“Am I helping people?” is a question that frequently comes up for me.
Since I was very little, I felt the urge to be of help.
It troubles me greatly to see someone suffering or in pain.
“What can I do to help them?”
If I can’t find myself being helpful, I would be greatly bothered and feel restless the rest of the day.
It occurred to me today, as I sit in my contemplation,
that this urge to help is not about helping others, but myself.
It comes from an unrest inside of me.
I can’t be at peace when I see suffering and pain.
Why is that?
Because I am not suffering or in as much pain as them.
I am not going through as many difficulties as them.
My life is endurable, or even, quite enjoyable most of the time.
It bothers me that someone, especially people close to me or whom I love and care about deeply, is not sharing my good fortune.

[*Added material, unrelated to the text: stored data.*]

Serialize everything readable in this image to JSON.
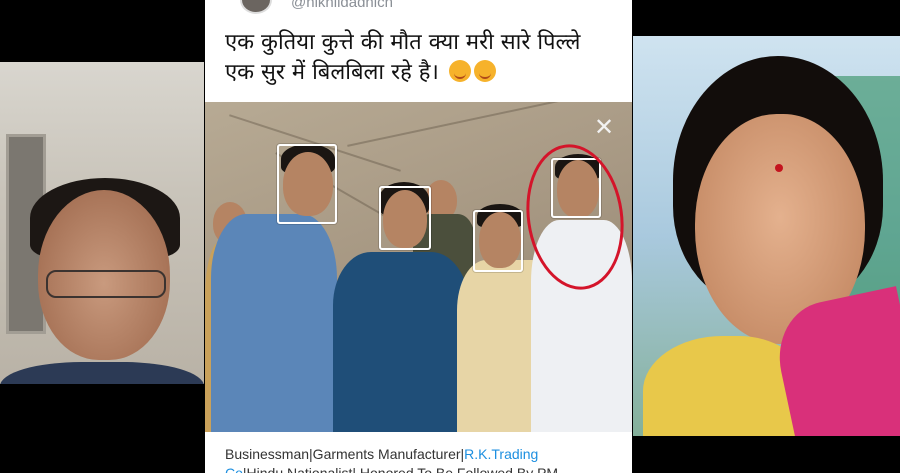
{
  "tweet": {
    "handle": "@nikhildadhich",
    "text": "एक कुतिया कुत्ते की मौत क्या मरी सारे पिल्ले एक सुर में बिलबिला रहे है।",
    "emoji_count": 2,
    "close_glyph": "✕",
    "bio_line1_plain": "Businessman|Garments Manufacturer|",
    "bio_line1_link": "R.K.Trading",
    "bio_line2_link": "Co",
    "bio_line2_plain": "|Hindu Nationalist| Honored To Be Followed By PM"
  },
  "colors": {
    "link": "#1d8fe0",
    "highlight_circle": "#d4142a",
    "card_background": "#ffffff",
    "page_background": "#000000"
  }
}
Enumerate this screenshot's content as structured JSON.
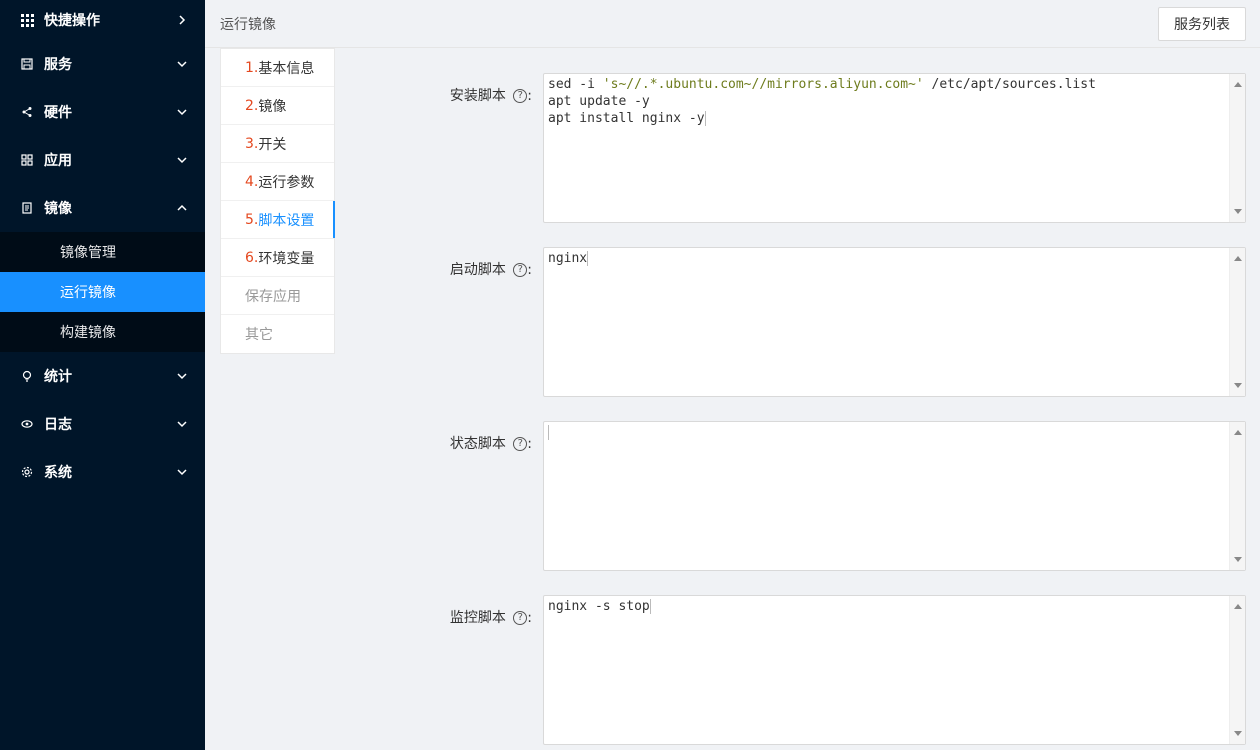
{
  "sidebar": {
    "items": [
      {
        "label": "快捷操作",
        "icon": "grid-icon"
      },
      {
        "label": "服务",
        "icon": "save-icon"
      },
      {
        "label": "硬件",
        "icon": "share-icon"
      },
      {
        "label": "应用",
        "icon": "apps-icon"
      },
      {
        "label": "镜像",
        "icon": "file-icon"
      },
      {
        "label": "统计",
        "icon": "bulb-icon"
      },
      {
        "label": "日志",
        "icon": "eye-icon"
      },
      {
        "label": "系统",
        "icon": "gear-icon"
      }
    ],
    "submenu": [
      "镜像管理",
      "运行镜像",
      "构建镜像"
    ]
  },
  "header": {
    "title": "运行镜像",
    "button": "服务列表"
  },
  "steps": [
    {
      "num": "1.",
      "label": "基本信息"
    },
    {
      "num": "2.",
      "label": "镜像"
    },
    {
      "num": "3.",
      "label": "开关"
    },
    {
      "num": "4.",
      "label": "运行参数"
    },
    {
      "num": "5.",
      "label": "脚本设置"
    },
    {
      "num": "6.",
      "label": "环境变量"
    },
    {
      "num": "",
      "label": "保存应用"
    },
    {
      "num": "",
      "label": "其它"
    }
  ],
  "form": {
    "install": {
      "label": "安装脚本",
      "line1_a": "sed -i ",
      "line1_str": "'s~//.*.ubuntu.com~//mirrors.aliyun.com~'",
      "line1_b": " /etc/apt/sources.list",
      "line2": "apt update -y",
      "line3": "apt install nginx -y"
    },
    "start": {
      "label": "启动脚本",
      "code": "nginx"
    },
    "status": {
      "label": "状态脚本",
      "code": ""
    },
    "monitor": {
      "label": "监控脚本",
      "code": "nginx -s stop"
    },
    "colon": ":"
  },
  "colors": {
    "accent": "#1890ff",
    "sidebar": "#001529",
    "step_num": "#e4481f"
  }
}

The problem is not their suffering, however, but my own inability to face their suffering.
It is human nature to avoid “problems”.
As I feel the need to help others to “solve” their problem, I am avoiding my own problem as well.

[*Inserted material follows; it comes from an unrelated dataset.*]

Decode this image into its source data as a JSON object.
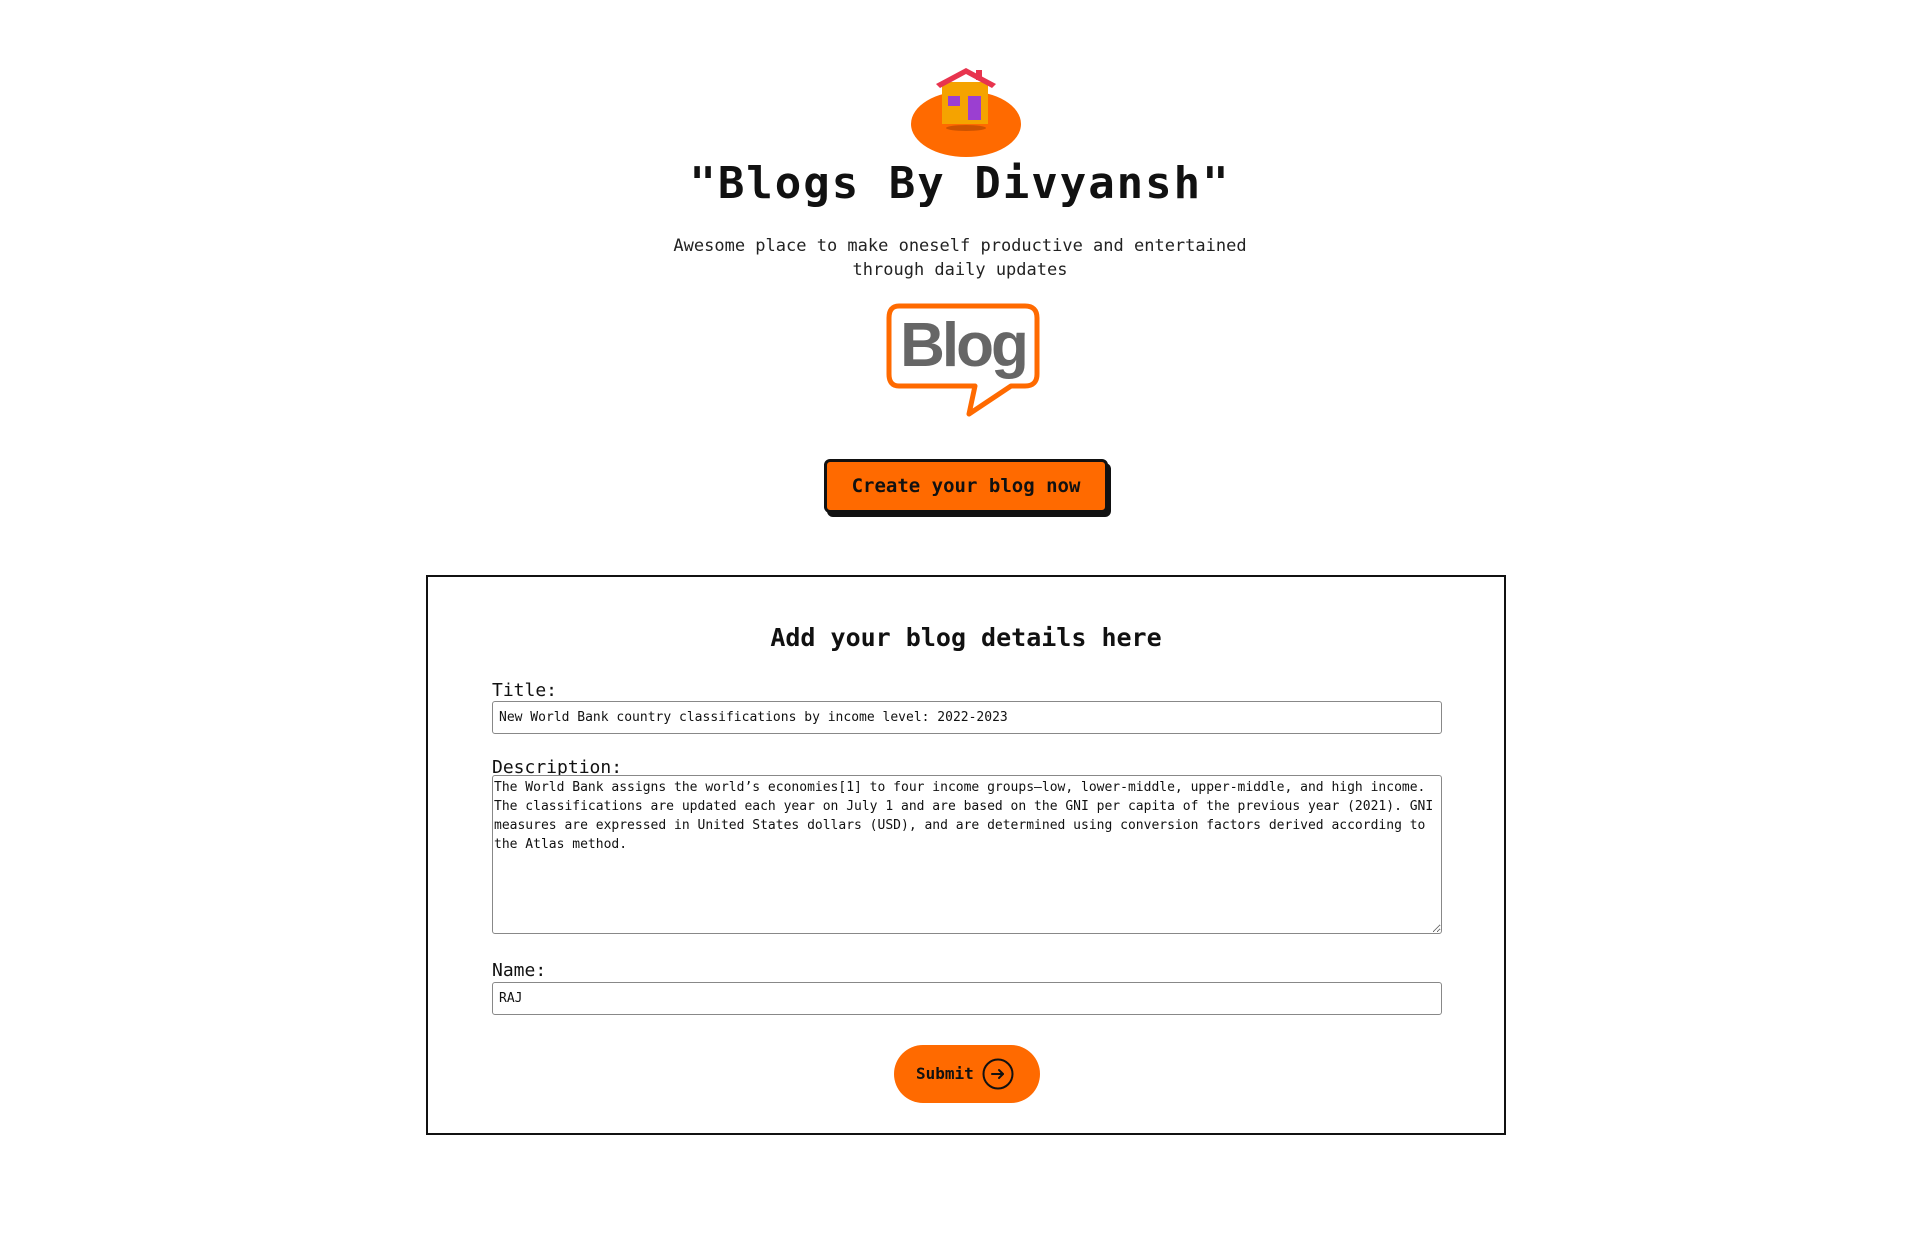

Why am I not at peace when I see people struggling?
Why do I have the compulsion to solve other’s problems?
What are my own problems?
How can I be of help to myself?
What can bring me peace at these moments?
Can I remember that everyone has their own journey and karma to go through?
Can I not see people’s sufferings as “problems” but opportunities for their growth?
Can I remind myself that if I take care of other’s problems for them, I could potentially rid them of the precious learning experience they are here to undertake?
Can I offer myself peace and confidence that the best thing I can do at these moments is to witness their journey, and be there for them when they ask for my support?
Can I make peace with the idea that I cannot help anyone else but myself?
As I started doing more contemplations in nature, I found great wisdom in comparing my problems with those of the trees.
The best way for a tree to support others is to focus on its own growth.
It cannot shoulder the misfortunes of another tree, say being struck by lightning or getting burned down by the wild fire.
The only thing a tree can be of help is by standing its ground and simply being there.
There is tremendous strength in stillness and quiet witness.